# bunny ? (Vienna Marked / Breeding?)



## NDrAbBiTs58041

ok, so what does it mean when a breeder says vienna carrier what is that? Im asking cause I asked my breeder that I got my holland lop from if she was mixed with anything and she said holland lop. but then put vienna carrier. Not sure what that meant. Just curious.


----------



## Korr_and_Sophie

The vienna gene is what caused Blue Eyed White rabbits. In order to get a BEW rabbit, both parents must have the gene. When only one parent has the gene, the offspring can be carriers. They can also be vienna marked which means they will have white markings on the face and feet and can sometimes have markings that look like a dutch. 

If you got the rabbit as a pet, you don't really need to worry too much about it. Vienna carriers can have issues with Ivermectin which is a dewormer. 
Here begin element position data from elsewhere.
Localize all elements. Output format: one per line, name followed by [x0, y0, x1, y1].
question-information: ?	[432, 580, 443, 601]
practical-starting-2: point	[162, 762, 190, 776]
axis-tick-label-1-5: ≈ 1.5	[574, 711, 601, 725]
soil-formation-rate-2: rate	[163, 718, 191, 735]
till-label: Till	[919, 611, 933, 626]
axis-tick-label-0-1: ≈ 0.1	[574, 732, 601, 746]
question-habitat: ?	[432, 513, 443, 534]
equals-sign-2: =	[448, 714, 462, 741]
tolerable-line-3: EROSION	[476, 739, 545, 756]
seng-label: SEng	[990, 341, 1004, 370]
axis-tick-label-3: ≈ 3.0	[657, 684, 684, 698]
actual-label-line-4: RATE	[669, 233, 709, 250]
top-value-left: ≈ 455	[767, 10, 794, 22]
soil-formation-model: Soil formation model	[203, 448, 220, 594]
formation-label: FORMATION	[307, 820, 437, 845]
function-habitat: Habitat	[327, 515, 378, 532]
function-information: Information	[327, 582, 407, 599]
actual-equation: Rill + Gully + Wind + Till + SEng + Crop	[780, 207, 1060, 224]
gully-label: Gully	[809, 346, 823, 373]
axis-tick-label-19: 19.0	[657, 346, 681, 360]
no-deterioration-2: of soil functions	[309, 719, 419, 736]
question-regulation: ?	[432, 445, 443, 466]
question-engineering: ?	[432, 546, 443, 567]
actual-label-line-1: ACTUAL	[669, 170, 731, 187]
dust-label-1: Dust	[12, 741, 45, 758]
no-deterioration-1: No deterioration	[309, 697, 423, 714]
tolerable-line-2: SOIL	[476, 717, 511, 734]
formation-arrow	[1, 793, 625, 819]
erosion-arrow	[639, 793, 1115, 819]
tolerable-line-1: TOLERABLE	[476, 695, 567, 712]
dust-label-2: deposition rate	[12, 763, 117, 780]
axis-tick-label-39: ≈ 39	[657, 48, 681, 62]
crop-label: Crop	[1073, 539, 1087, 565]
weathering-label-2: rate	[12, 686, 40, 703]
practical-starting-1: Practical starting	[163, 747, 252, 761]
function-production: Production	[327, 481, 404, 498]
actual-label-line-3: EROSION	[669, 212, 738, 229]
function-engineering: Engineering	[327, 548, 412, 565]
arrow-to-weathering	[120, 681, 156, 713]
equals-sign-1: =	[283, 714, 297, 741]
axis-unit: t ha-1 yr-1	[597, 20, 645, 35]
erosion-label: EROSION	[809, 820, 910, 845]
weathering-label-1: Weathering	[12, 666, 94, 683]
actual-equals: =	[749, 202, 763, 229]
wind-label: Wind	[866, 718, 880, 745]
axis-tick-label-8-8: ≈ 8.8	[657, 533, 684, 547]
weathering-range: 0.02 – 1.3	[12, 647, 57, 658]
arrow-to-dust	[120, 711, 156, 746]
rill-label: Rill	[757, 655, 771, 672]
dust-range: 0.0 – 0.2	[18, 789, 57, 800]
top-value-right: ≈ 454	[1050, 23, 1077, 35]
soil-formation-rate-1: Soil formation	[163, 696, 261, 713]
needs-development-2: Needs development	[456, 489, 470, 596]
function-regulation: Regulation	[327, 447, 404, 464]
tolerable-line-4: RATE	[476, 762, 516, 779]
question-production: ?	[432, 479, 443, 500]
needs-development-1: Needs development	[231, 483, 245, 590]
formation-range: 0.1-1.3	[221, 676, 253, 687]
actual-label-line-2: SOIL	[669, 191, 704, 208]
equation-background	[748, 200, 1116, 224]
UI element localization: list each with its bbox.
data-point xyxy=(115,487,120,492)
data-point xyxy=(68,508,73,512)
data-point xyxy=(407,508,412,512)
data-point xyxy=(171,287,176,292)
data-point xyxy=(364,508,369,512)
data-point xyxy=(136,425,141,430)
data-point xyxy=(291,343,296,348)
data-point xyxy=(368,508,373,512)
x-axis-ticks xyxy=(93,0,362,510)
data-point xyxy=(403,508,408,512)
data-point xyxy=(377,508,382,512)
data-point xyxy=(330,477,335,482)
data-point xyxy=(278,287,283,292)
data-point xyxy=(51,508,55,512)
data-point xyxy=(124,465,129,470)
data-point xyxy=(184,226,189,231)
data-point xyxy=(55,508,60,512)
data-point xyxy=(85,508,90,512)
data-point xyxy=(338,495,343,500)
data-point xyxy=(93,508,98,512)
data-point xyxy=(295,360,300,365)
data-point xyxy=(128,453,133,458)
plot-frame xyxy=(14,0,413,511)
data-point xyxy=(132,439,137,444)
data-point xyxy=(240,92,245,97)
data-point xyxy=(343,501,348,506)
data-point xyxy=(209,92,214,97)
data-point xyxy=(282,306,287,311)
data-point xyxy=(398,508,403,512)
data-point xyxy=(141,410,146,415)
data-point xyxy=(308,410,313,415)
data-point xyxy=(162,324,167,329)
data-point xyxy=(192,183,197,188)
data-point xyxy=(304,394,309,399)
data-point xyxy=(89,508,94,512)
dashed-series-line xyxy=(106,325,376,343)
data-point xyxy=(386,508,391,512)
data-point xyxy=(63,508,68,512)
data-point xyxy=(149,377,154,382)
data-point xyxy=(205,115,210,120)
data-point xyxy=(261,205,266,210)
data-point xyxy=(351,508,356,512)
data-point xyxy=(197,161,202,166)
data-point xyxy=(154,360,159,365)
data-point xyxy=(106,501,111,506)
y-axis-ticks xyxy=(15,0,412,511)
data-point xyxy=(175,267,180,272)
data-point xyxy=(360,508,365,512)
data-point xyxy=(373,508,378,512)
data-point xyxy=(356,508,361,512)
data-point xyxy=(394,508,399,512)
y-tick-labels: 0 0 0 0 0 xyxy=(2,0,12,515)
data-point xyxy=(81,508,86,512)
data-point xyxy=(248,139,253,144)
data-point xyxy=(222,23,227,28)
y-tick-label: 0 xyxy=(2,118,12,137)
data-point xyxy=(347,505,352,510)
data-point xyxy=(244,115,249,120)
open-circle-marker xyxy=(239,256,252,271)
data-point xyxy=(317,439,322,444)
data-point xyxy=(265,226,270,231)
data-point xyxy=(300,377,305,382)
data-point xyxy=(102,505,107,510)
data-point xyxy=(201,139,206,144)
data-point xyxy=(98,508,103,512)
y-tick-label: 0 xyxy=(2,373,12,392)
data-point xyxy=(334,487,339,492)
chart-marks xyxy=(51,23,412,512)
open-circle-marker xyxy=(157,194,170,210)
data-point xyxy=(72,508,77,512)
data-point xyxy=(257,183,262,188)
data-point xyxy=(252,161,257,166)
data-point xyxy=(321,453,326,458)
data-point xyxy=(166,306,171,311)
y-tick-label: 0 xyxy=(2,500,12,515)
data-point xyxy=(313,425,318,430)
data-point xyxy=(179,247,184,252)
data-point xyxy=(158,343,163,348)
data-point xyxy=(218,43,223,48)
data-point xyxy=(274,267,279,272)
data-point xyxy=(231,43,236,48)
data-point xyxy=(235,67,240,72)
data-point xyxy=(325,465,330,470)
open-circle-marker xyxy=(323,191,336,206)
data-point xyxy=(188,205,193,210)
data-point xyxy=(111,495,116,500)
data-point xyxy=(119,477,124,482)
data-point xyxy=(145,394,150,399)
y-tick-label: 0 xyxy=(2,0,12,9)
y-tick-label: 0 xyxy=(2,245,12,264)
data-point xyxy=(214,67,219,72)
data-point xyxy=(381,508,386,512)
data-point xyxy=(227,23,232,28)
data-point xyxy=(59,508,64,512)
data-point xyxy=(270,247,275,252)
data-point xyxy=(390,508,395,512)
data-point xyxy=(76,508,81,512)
If you got the rabbit to breed, you need to do some more research on colour genetics so you can know more of what kits could be.


----------



## NDrAbBiTs58041

interesting...thank you! I thought about breeding but I only have the one for now and it probably wont be for awhile if I do get another one. 

So it could be a serious problem if I was to breed?


----------



## TinysMom

*new2bunnies wrote: *


> interesting...thank you! I thought about breeding but I only have the one for now and it probably wont be for awhile if I do get another one.
> 
> So it could be a serious problem if I was to breed?


Well - let's start with "if you breed....how serious do you want to be about it?" before we can really answer your question.

If you want to breed show quality rabbits that other breeders (and people who show) want to buy - then yes....it could be a problem.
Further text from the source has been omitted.